As a high-school student in a small town in Utah, Tornquist was challenged, as the only non-Mormon, to articulate her faith in ways that maintained her connections with her peers. In 1970 -- six years before the Episcopal Church would regularize the ordination of women -- Fran took on a full-time volunteer position at Grace and Holy Trinity Cathedral in Kansas City. Tornquist enrolled at CDSP at a time when the seminary was just beginning to incorporate women and commuter students into the community. After a year serving as associate and interim rector at St Bede's, Menlo Park, California, Tornquist spent 16 years of ordained ministry at San Francisco's Grace Cathedral, retiring as vice dean.

She was in the forefront of providing pastoral care during the worst years of the HIV/AIDS epidemic, not only ministering to the sick and dying, and supporting caregivers and loved ones, but training others to share in that ministry, and leading her congregation in theological reflection on the ministry of hospitality, inclusion, and hope to which this crisis called them, according to her degree citation.
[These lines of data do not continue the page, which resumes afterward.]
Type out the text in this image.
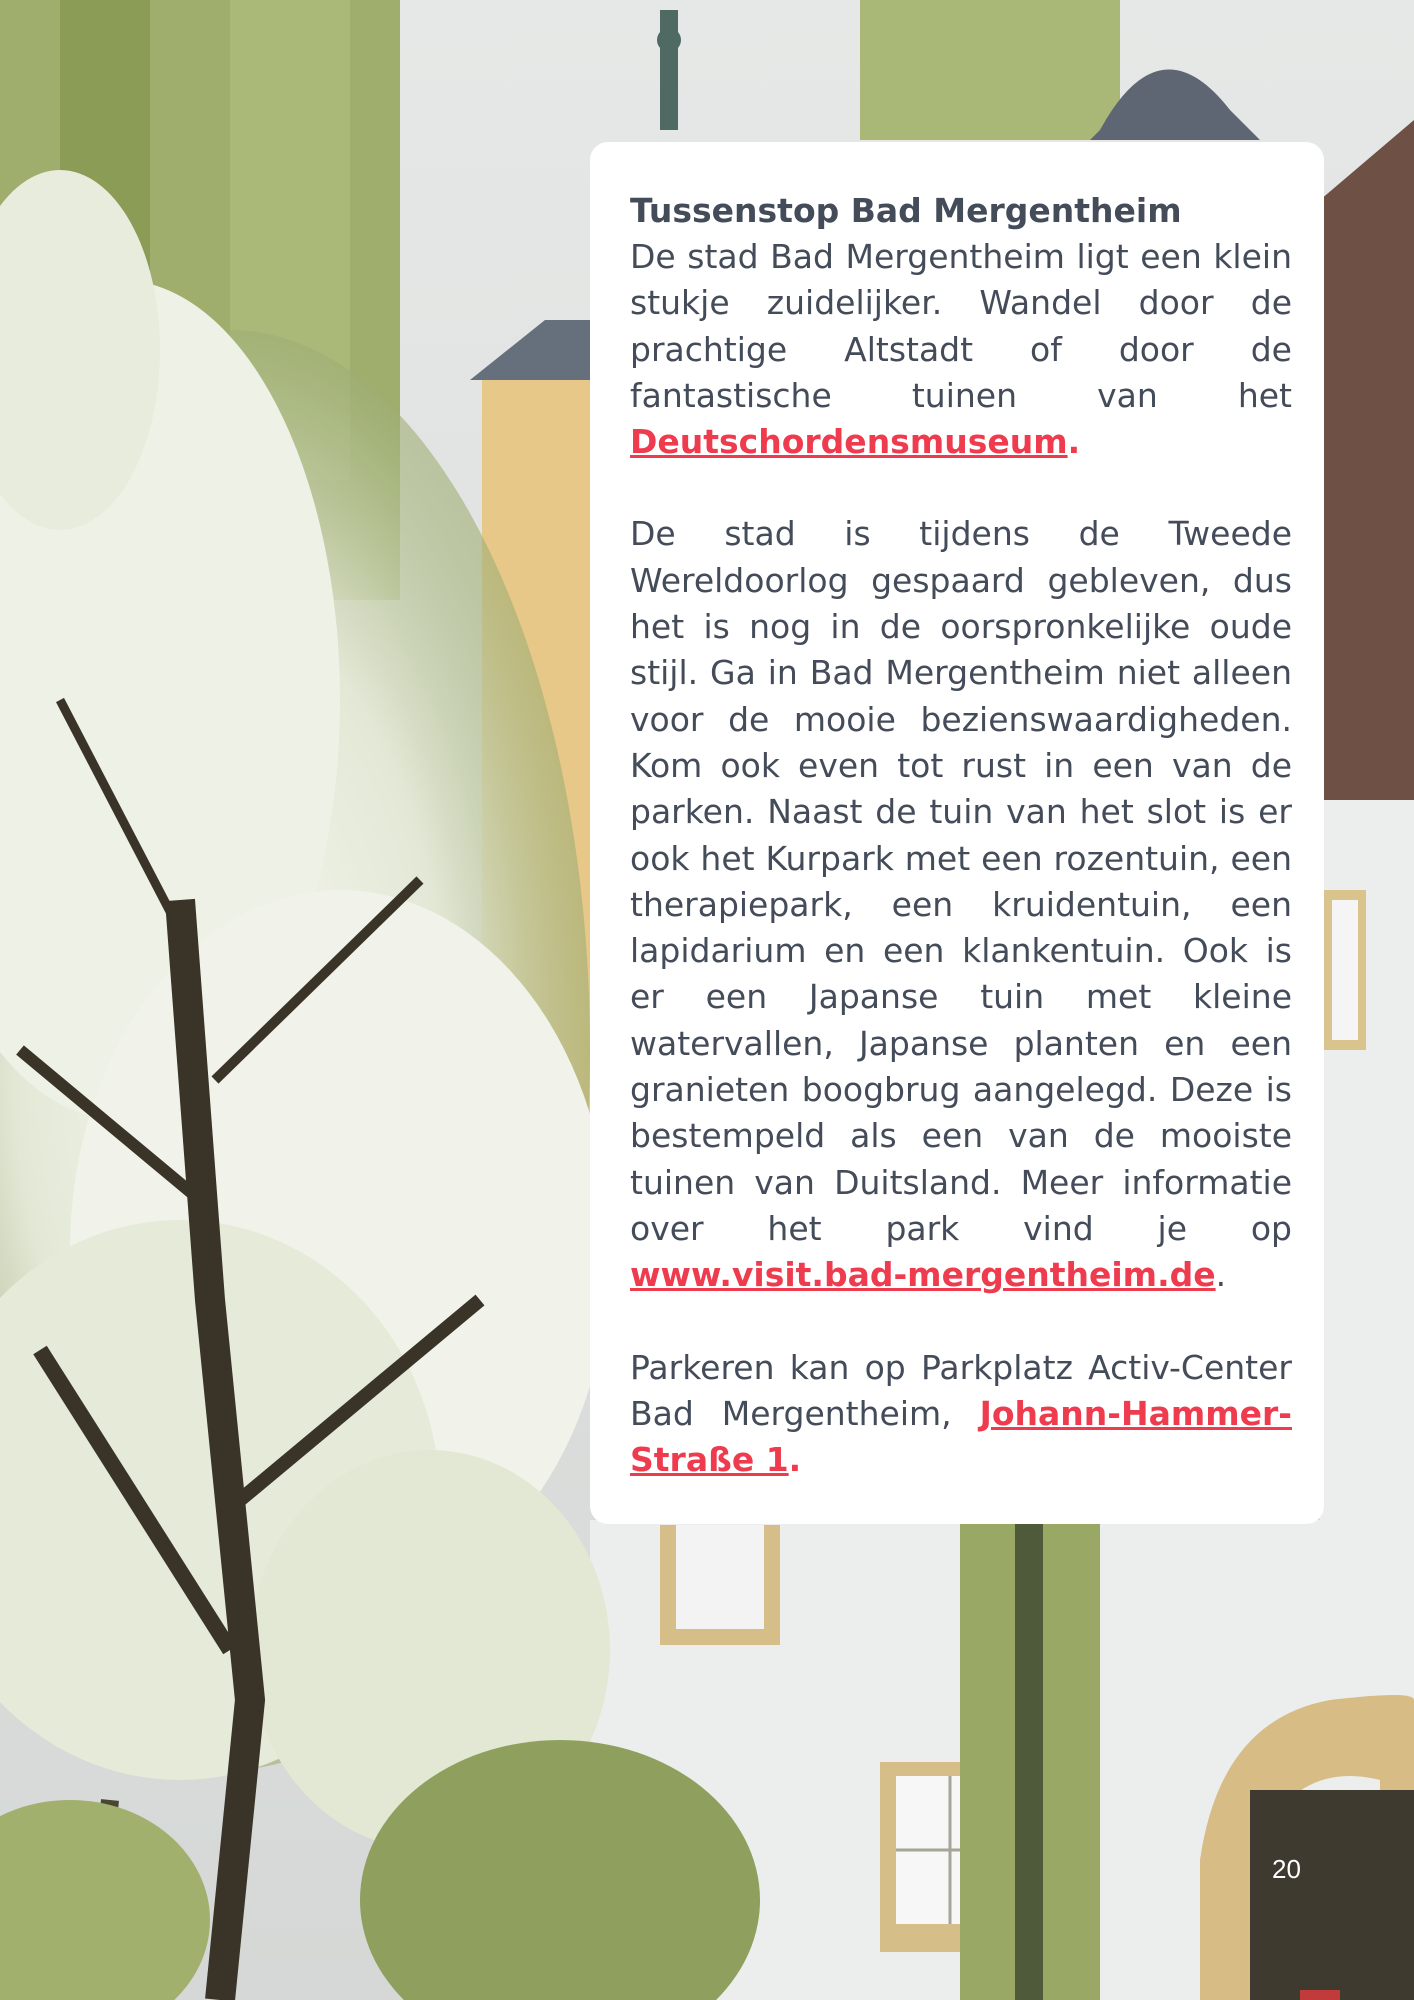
Tussenstop Bad Mergentheim

De stad Bad Mergentheim ligt een klein stukje zuidelijker. Wandel door de prachtige Altstadt of door de fantastische tuinen van het Deutschordensmuseum.

De stad is tijdens de Tweede Wereldoorlog gespaard gebleven, dus het is nog in de oorspronkelijke oude stijl. Ga in Bad Mergentheim niet alleen voor de mooie bezienswaardigheden. Kom ook even tot rust in een van de parken. Naast de tuin van het slot is er ook het Kurpark met een rozentuin, een therapiepark, een kruidentuin, een lapidarium en een klankentuin. Ook is er een Japanse tuin met kleine watervallen, Japanse planten en een granieten boogbrug aangelegd. Deze is bestempeld als een van de mooiste tuinen van Duitsland. Meer informatie over het park vind je op www.visit.bad-mergentheim.de.

Parkeren kan op Parkplatz Activ-Center Bad Mergentheim, Johann-Hammer-Straße 1.

20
Tornquist has also been involved with the League of Women Voters, has mobilized the cathedral congregation against gun violence and become deeply involved in interfaith ministry. She is credited with "shaping the cathedral into a more responsive pastoral institution, with extensive programs for children and families, diverse adult education offerings, and newcomer ministries," the citation said.